War, peace and the Catholic conscience
The mid-20th century poet Robert Lowell relates, “I was a fire-breathing Catholic C.O.,/and made my manic statement/telling off the state and the president.” He ended up sentenced to a year during which got a view of the Hudson River once a day while he was on his jail’s roof for exercise. Lowell’s autobiographical poem about that year is “Memories of West Street and Lepke.” He notes that his fellow “jailbirds” included a Jehovah’s Witness, a vegetarian who got beaten up for trying to convert pimps to his diet and a mob hit man. Catholics didn’t necessarily get a deferment or alternative service or a stint with the medical corps if they were pacifists. In those days, Quakers were more likely to get those options.
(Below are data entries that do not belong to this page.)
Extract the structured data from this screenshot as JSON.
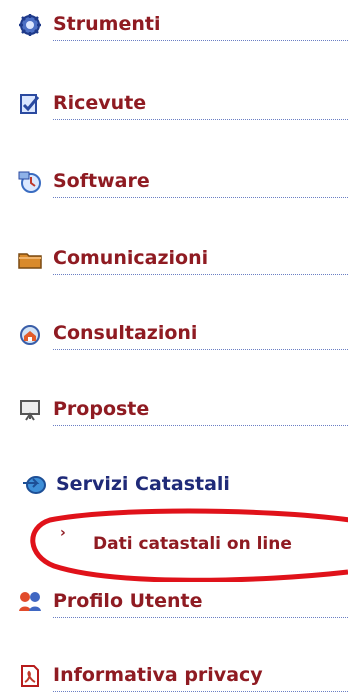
{
  "menu": {
    "items": [
      {
        "label": "Strumenti",
        "icon": "gear-icon"
      },
      {
        "label": "Ricevute",
        "icon": "receipt-checkmark-icon"
      },
      {
        "label": "Software",
        "icon": "software-install-icon"
      },
      {
        "label": "Comunicazioni",
        "icon": "folder-icon"
      },
      {
        "label": "Consultazioni",
        "icon": "home-search-icon"
      },
      {
        "label": "Proposte",
        "icon": "presentation-board-icon"
      },
      {
        "label": "Servizi Catastali",
        "icon": "globe-arrow-icon"
      },
      {
        "label": "Profilo Utente",
        "icon": "users-icon"
      },
      {
        "label": "Informativa privacy",
        "icon": "pdf-document-icon"
      }
    ],
    "subitem": {
      "caret": "›",
      "label": "Dati catastali on line"
    }
  },
  "colors": {
    "label": "#8f1b22",
    "section": "#1f2a78",
    "rule": "#6b7fc4",
    "highlight": "#e0121a"
  }
}
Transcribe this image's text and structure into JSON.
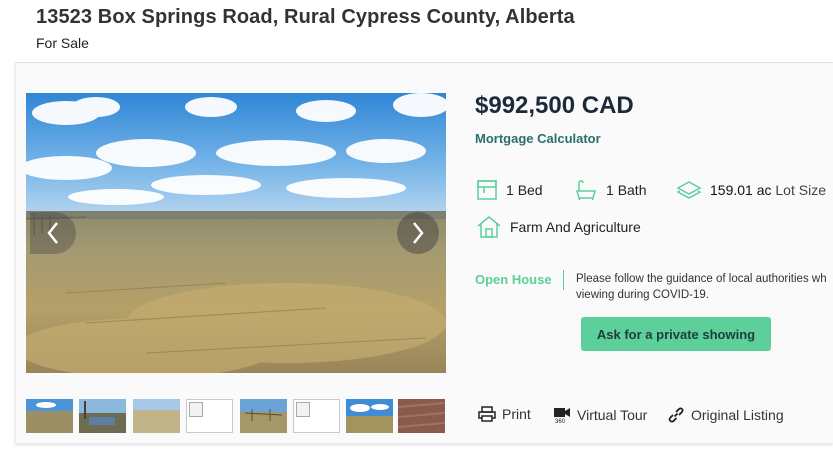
{
  "listing": {
    "address": "13523 Box Springs Road, Rural Cypress County, Alberta",
    "status": "For Sale",
    "price": "$992,500 CAD",
    "mortgage_link": "Mortgage Calculator"
  },
  "features": {
    "bed": {
      "value": "1",
      "label": "Bed",
      "icon": "bed-icon"
    },
    "bath": {
      "value": "1",
      "label": "Bath",
      "icon": "bathtub-icon"
    },
    "lot": {
      "value": "159.01 ac",
      "label": "Lot Size",
      "icon": "lot-size-icon"
    },
    "type": {
      "label": "Farm And Agriculture",
      "icon": "house-icon"
    }
  },
  "open_house": {
    "label": "Open House",
    "line1": "Please follow the guidance of local authorities wh",
    "line2": "viewing during COVID-19."
  },
  "cta": {
    "label": "Ask for a private showing"
  },
  "actions": {
    "print": "Print",
    "virtual_tour": "Virtual Tour",
    "original_listing": "Original Listing"
  },
  "gallery": {
    "thumbnails": [
      "prairie",
      "pond",
      "field",
      "broken",
      "fence",
      "broken",
      "prairie-sky",
      "brick"
    ]
  },
  "colors": {
    "accent_green": "#5dcf9a",
    "link_teal": "#2b6e6b",
    "price_navy": "#1d2a3a",
    "icon_green": "#5dcf9a"
  }
}
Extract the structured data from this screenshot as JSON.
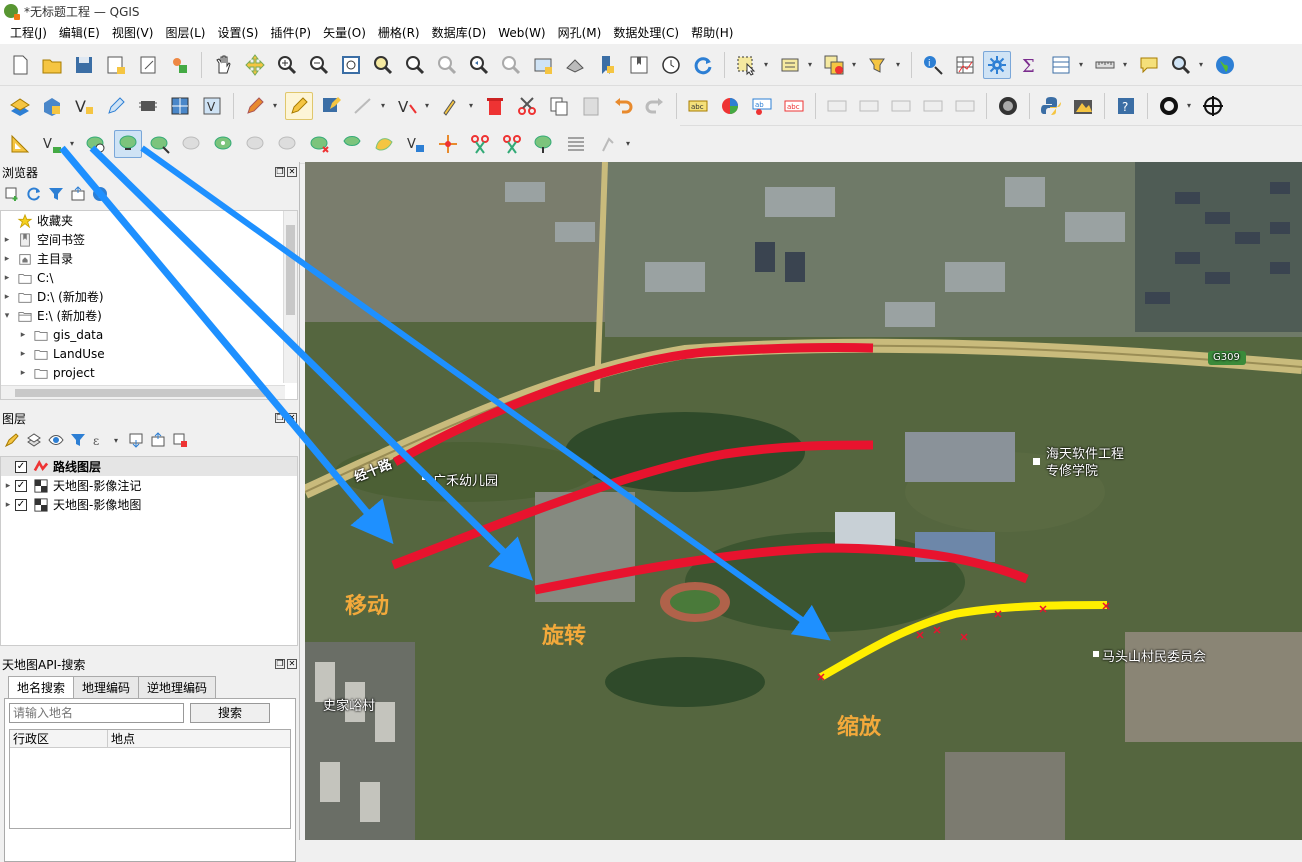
{
  "window": {
    "title": "*无标题工程 — QGIS"
  },
  "menu": [
    "工程(J)",
    "编辑(E)",
    "视图(V)",
    "图层(L)",
    "设置(S)",
    "插件(P)",
    "矢量(O)",
    "栅格(R)",
    "数据库(D)",
    "Web(W)",
    "网孔(M)",
    "数据处理(C)",
    "帮助(H)"
  ],
  "browser_panel": {
    "title": "浏览器",
    "items": [
      {
        "label": "收藏夹",
        "icon": "star-icon"
      },
      {
        "label": "空间书签",
        "icon": "bookmark-icon"
      },
      {
        "label": "主目录",
        "icon": "home-folder-icon"
      },
      {
        "label": "C:\\",
        "icon": "folder-icon"
      },
      {
        "label": "D:\\ (新加卷)",
        "icon": "folder-icon"
      },
      {
        "label": "E:\\ (新加卷)",
        "icon": "folder-open-icon"
      },
      {
        "label": "gis_data",
        "icon": "folder-icon"
      },
      {
        "label": "LandUse",
        "icon": "folder-icon"
      },
      {
        "label": "project",
        "icon": "folder-icon"
      }
    ]
  },
  "layers_panel": {
    "title": "图层",
    "layers": [
      {
        "name": "路线图层",
        "checked": true,
        "bold": true
      },
      {
        "name": "天地图-影像注记",
        "checked": true
      },
      {
        "name": "天地图-影像地图",
        "checked": true
      }
    ]
  },
  "search_panel": {
    "title": "天地图API-搜索",
    "tabs": [
      "地名搜索",
      "地理编码",
      "逆地理编码"
    ],
    "input_placeholder": "请输入地名",
    "search_button": "搜索",
    "columns": [
      "行政区",
      "地点"
    ]
  },
  "map": {
    "labels": {
      "road_g309": "G309",
      "road_jing10": "经十路",
      "kindergarten": "广禾幼儿园",
      "school": "海天软件工程\n专修学院",
      "village_committee": "马头山村民委员会",
      "village": "史家峪村"
    },
    "annotations": {
      "move": "移动",
      "rotate": "旋转",
      "scale": "缩放"
    },
    "colors": {
      "route": "#e8132e",
      "selected_route": "#ffef00",
      "arrow": "#1e90ff",
      "annotation": "#f2a93b"
    }
  }
}
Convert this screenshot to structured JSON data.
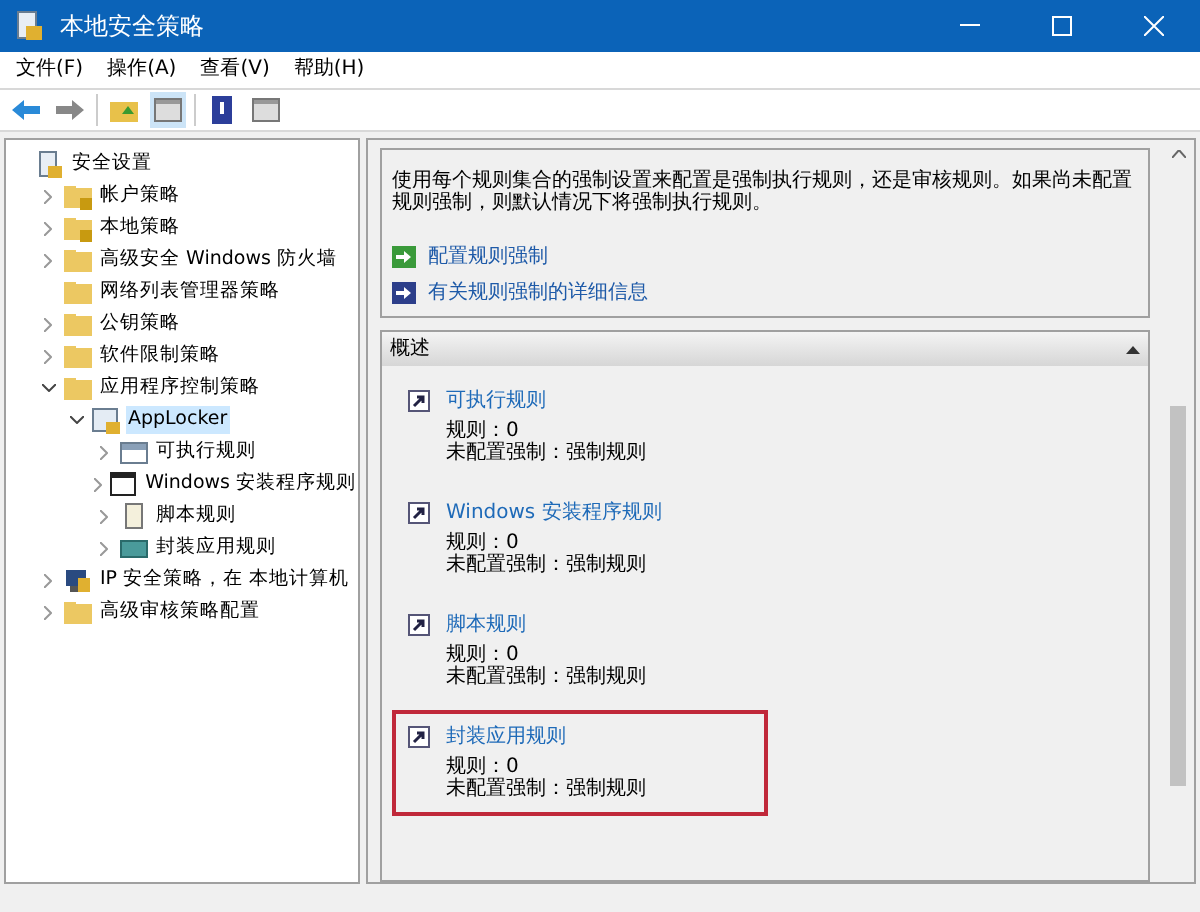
{
  "window": {
    "title": "本地安全策略"
  },
  "menu": [
    {
      "label": "文件(F)"
    },
    {
      "label": "操作(A)"
    },
    {
      "label": "查看(V)"
    },
    {
      "label": "帮助(H)"
    }
  ],
  "tree": [
    {
      "label": "安全设置",
      "kind": "root",
      "selected": false,
      "children": [
        {
          "label": "帐户策略",
          "kind": "lock-folder",
          "expandable": true,
          "expanded": false,
          "selected": false
        },
        {
          "label": "本地策略",
          "kind": "lock-folder",
          "expandable": true,
          "expanded": false,
          "selected": false
        },
        {
          "label": "高级安全 Windows 防火墙",
          "kind": "folder",
          "expandable": true,
          "expanded": false,
          "selected": false
        },
        {
          "label": "网络列表管理器策略",
          "kind": "folder",
          "expandable": false,
          "selected": false
        },
        {
          "label": "公钥策略",
          "kind": "folder",
          "expandable": true,
          "expanded": false,
          "selected": false
        },
        {
          "label": "软件限制策略",
          "kind": "folder",
          "expandable": true,
          "expanded": false,
          "selected": false
        },
        {
          "label": "应用程序控制策略",
          "kind": "folder",
          "expandable": true,
          "expanded": true,
          "selected": false,
          "children": [
            {
              "label": "AppLocker",
              "kind": "applocker",
              "expandable": true,
              "expanded": true,
              "selected": true,
              "children": [
                {
                  "label": "可执行规则",
                  "kind": "table",
                  "expandable": true,
                  "expanded": false,
                  "selected": false
                },
                {
                  "label": "Windows 安装程序规则",
                  "kind": "window",
                  "expandable": true,
                  "expanded": false,
                  "selected": false
                },
                {
                  "label": "脚本规则",
                  "kind": "script",
                  "expandable": true,
                  "expanded": false,
                  "selected": false
                },
                {
                  "label": "封装应用规则",
                  "kind": "package",
                  "expandable": true,
                  "expanded": false,
                  "selected": false
                }
              ]
            }
          ]
        },
        {
          "label": "IP 安全策略，在 本地计算机",
          "kind": "computer",
          "expandable": true,
          "expanded": false,
          "selected": false
        },
        {
          "label": "高级审核策略配置",
          "kind": "folder",
          "expandable": true,
          "expanded": false,
          "selected": false
        }
      ]
    }
  ],
  "description": "使用每个规则集合的强制设置来配置是强制执行规则，还是审核规则。如果尚未配置规则强制，则默认情况下将强制执行规则。",
  "links": [
    {
      "label": "配置规则强制",
      "kind": "action"
    },
    {
      "label": "有关规则强制的详细信息",
      "kind": "info"
    }
  ],
  "overview": {
    "title": "概述",
    "expanded": true,
    "rules": [
      {
        "title": "可执行规则",
        "count": "规则：0",
        "enforcement": "未配置强制：强制规则",
        "highlighted": false
      },
      {
        "title": "Windows 安装程序规则",
        "count": "规则：0",
        "enforcement": "未配置强制：强制规则",
        "highlighted": false
      },
      {
        "title": "脚本规则",
        "count": "规则：0",
        "enforcement": "未配置强制：强制规则",
        "highlighted": false
      },
      {
        "title": "封装应用规则",
        "count": "规则：0",
        "enforcement": "未配置强制：强制规则",
        "highlighted": true
      }
    ]
  }
}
In the United States, Catholics historically spent considerable energy proving that they were good, loyal citizens. This was largely due to the view that they owed political allegiance to a foreign power, the Vatican. Catholics rarely, if ever, identified themselves as pacifist or conscientious objectors. Within recent decades that has changed, as there have been moves to canonize C.O.s as saints. Franz Jägerstätter, an Austrian, was imprisoned and executed for refusing to support Adolf Hitler and for resisting conscription into service in the Nazi army. His Catholicism led him to this stance, but it didn’t offer him much support. His pastor reportedly encouraged Franz, who was the church’s sacristan and a father of three, to go along with the machinations of the state for the sake of his family. He has now been beatified, which is the step that comes before official recognition in Catholicism as a saint.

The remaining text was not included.